Candidate Invariants Probe for qdim=3 Levels

This probe tests the cheapest next-step invariants suggested after the first canonical family comparison.

level	status	h	`T2\|Q` minpoly	nil-index	`w_N\|Q` minpoly	`w_N` coords in `{I,E,N}`	proj group	ord(2)	ord(3)	ord(11)	dlog ratio
`163`	`canonical`	`1`	`x^2`	`2`	`x^2 + 2`	`[1, 1, 0]`	`C6`	`162`	`162`	`162`	`55`
`577`	`degenerate`	`8`	`x^2`	`2`	`x + 1`	`None`	`C6`	`144`	`48`	`96`	`None`
`773`	`degenerate`	`26`	`x`	`1`	`x^2 + 2`	`None`	`C2`	`772`	`772`	`386`	`686`
`811`	`misaligned`	`7`	`x^2`	`2`	`x^2 + 2`	`[0, 2, 1]`	`C6`	`270`	`810`	`405`	`118`
`829`	`canonical`	`22`	`x^2`	`2`	`x^2 + 2`	`[1, 1, 0]`	`C6`	`828`	`207`	`23`	`None`
`883`	`degenerate`	`3`	`x`	`1`	`x^2 + 2`	`None`	`C8`	`882`	`126`	`882`	`None`
`1009`	`degenerate`	`20`	`x^2`	`2`	`x^2 + 2`	`None`	`C6`	`504`	`168`	`1008`	`None`
`1093`	`misaligned`	`10`	`x`	`1`	`x + 2`	`[1, 0, 0]`	`C13`	`364`	`7`	`13`	`None`

Immediate reads

T_2 does not give a new separator here. Since Q = ker(T_2^2), the only real distinction is whether T_2|Q = 0 or has nilpotency index 2, and that is already the old x versus x^2 minimal-polynomial data.
The raw Atkin-Lehner eigenvalue pattern is not enough: 163, 829, 773, 811, 883, and 1009 all have w_N|Q with minimal polynomial x^2 + 2, so the spectrum {-1,+1,+1} alone does not isolate the canonical class.
The projective Heegner group is also too coarse: both canonical levels have projective group C6, but so do 577, 811, and 1009.
The Atkin-Lehner coordinates in the Hecke basis are sharper. The current levels with {I,E,N} independent split as: 163: status canonical, w_N = 1 I + 1 E + 0 N. 811: status misaligned, w_N = 0 I + 2 E + 1 N. 829: status canonical, w_N = 1 I + 1 E + 0 N. 1093: status misaligned, w_N = 1 I + 0 E + 0 N.
On the current sample, both canonical levels have exactly the same Atkin-Lehner coordinate law:

w_N|Q = I + E

in the {I,E,N} basis, while the misaligned levels do not. - The dlog-ratio idea is not uniformly well-posed on the current sample. It requires log(3) to be a unit mod p-1, and that already fails at 829, one of the two canonical levels.

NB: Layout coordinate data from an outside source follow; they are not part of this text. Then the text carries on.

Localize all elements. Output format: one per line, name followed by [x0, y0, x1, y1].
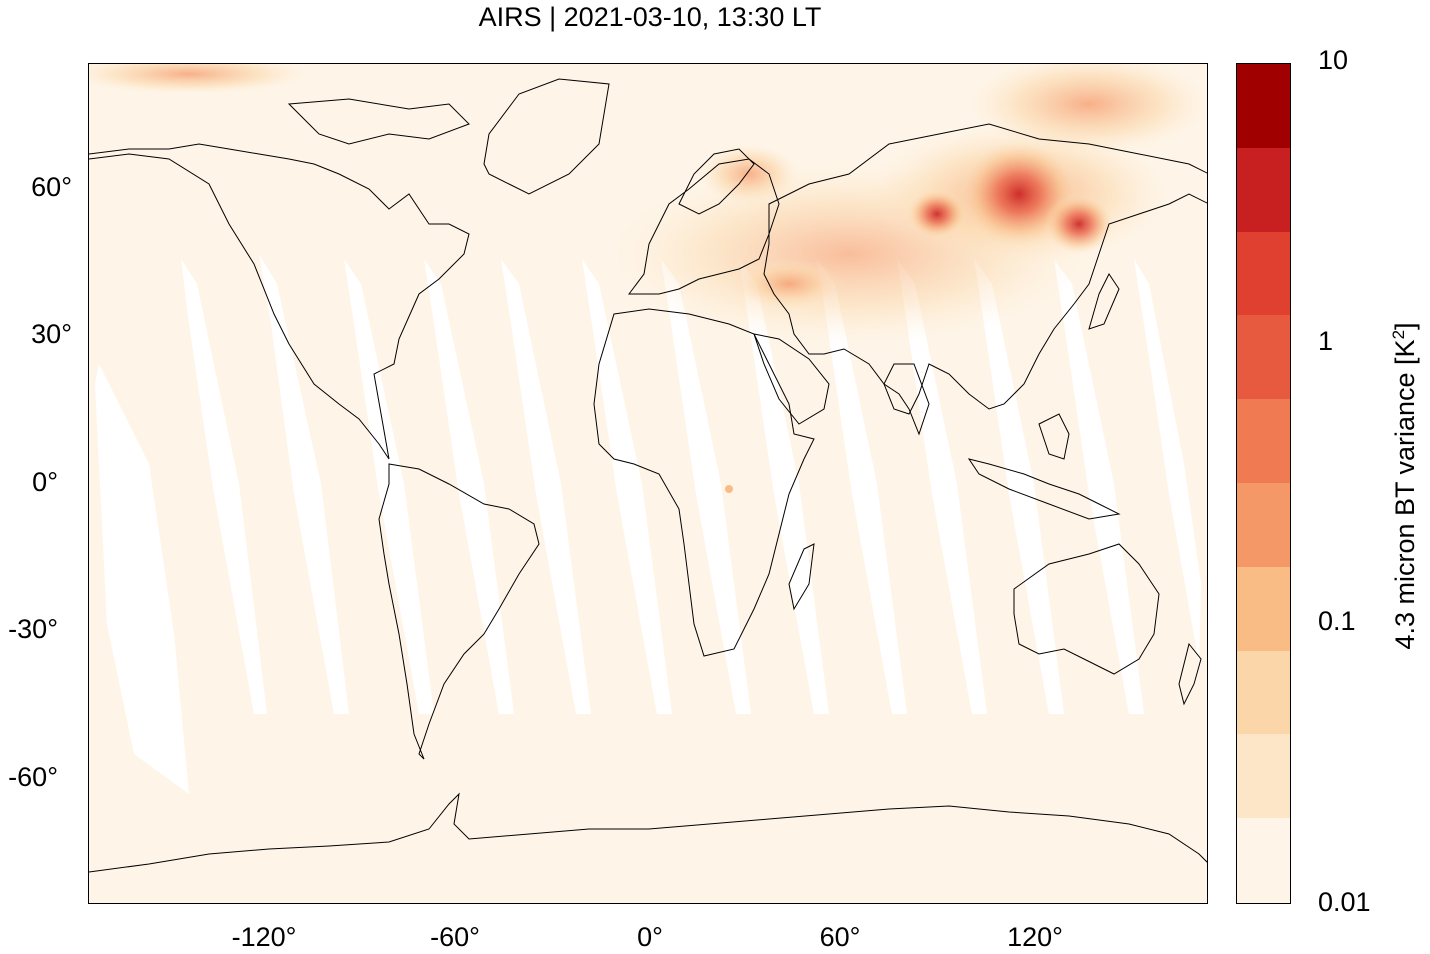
colorbar-segment — [1237, 818, 1290, 903]
lon-tick-label-60: 60° — [819, 922, 861, 952]
lat-tick-label-minus30: -30° — [8, 614, 58, 644]
colorbar-segment — [1237, 399, 1290, 484]
colorbar-segment — [1237, 231, 1290, 317]
colorbar-segment — [1237, 147, 1290, 233]
lat-tick-label-0: 0° — [32, 467, 58, 497]
coastlines — [89, 78, 1207, 873]
lat-tick-label-60: 60° — [31, 172, 72, 202]
chart-title: AIRS | 2021-03-10, 13:30 LT — [478, 2, 822, 32]
colorbar-tick-label-0.1: 0.1 — [1318, 606, 1356, 636]
colorbar-title: 4.3 micron BT variance [K2] — [1389, 322, 1420, 650]
map-plot-area — [88, 63, 1208, 904]
colorbar-segment — [1237, 734, 1290, 820]
colorbar-segment — [1237, 483, 1290, 568]
colorbar-tick-label-10: 10 — [1318, 45, 1349, 75]
colorbar-segment — [1237, 315, 1290, 401]
lon-tick-label-minus60: -60° — [430, 922, 480, 952]
swath-gaps — [95, 254, 1201, 794]
colorbar-segment — [1237, 650, 1290, 736]
lat-tick-label-minus60: -60° — [8, 762, 58, 792]
colorbar-tick-label-0.01: 0.01 — [1318, 887, 1371, 917]
map-canvas — [89, 64, 1207, 873]
lon-tick-label-minus120: -120° — [231, 922, 297, 952]
colorbar-segment — [1237, 566, 1290, 652]
colorbar-segment — [1237, 64, 1290, 149]
colorbar-tick-label-1: 1 — [1318, 326, 1334, 356]
colorbar — [1236, 63, 1291, 904]
lon-tick-label-120: 120° — [1007, 922, 1063, 952]
lon-tick-label-0: 0° — [637, 922, 663, 952]
variance-hotspots — [89, 64, 1207, 493]
lat-tick-label-30: 30° — [31, 319, 72, 349]
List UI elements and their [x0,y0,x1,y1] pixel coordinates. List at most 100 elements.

Best surviving cheap invariant

Among the cheap tests run here, the best current candidate is the Atkin-Lehner coordinate identity

w_N|Q = I + T_3|Q

equivalently w_N|Q has coordinates [1,1,0] in the basis {I, T_3|Q, T_11|Q}. This matches both 163 and 829, and fails on the present misaligned levels 811 and 1093.

It is not a complete theorem yet, because the degenerate levels do not admit an {I,E,N} basis at all. But it is the first cheap invariant in this session that actually tracks the canonical pair rather than just one of its shadows.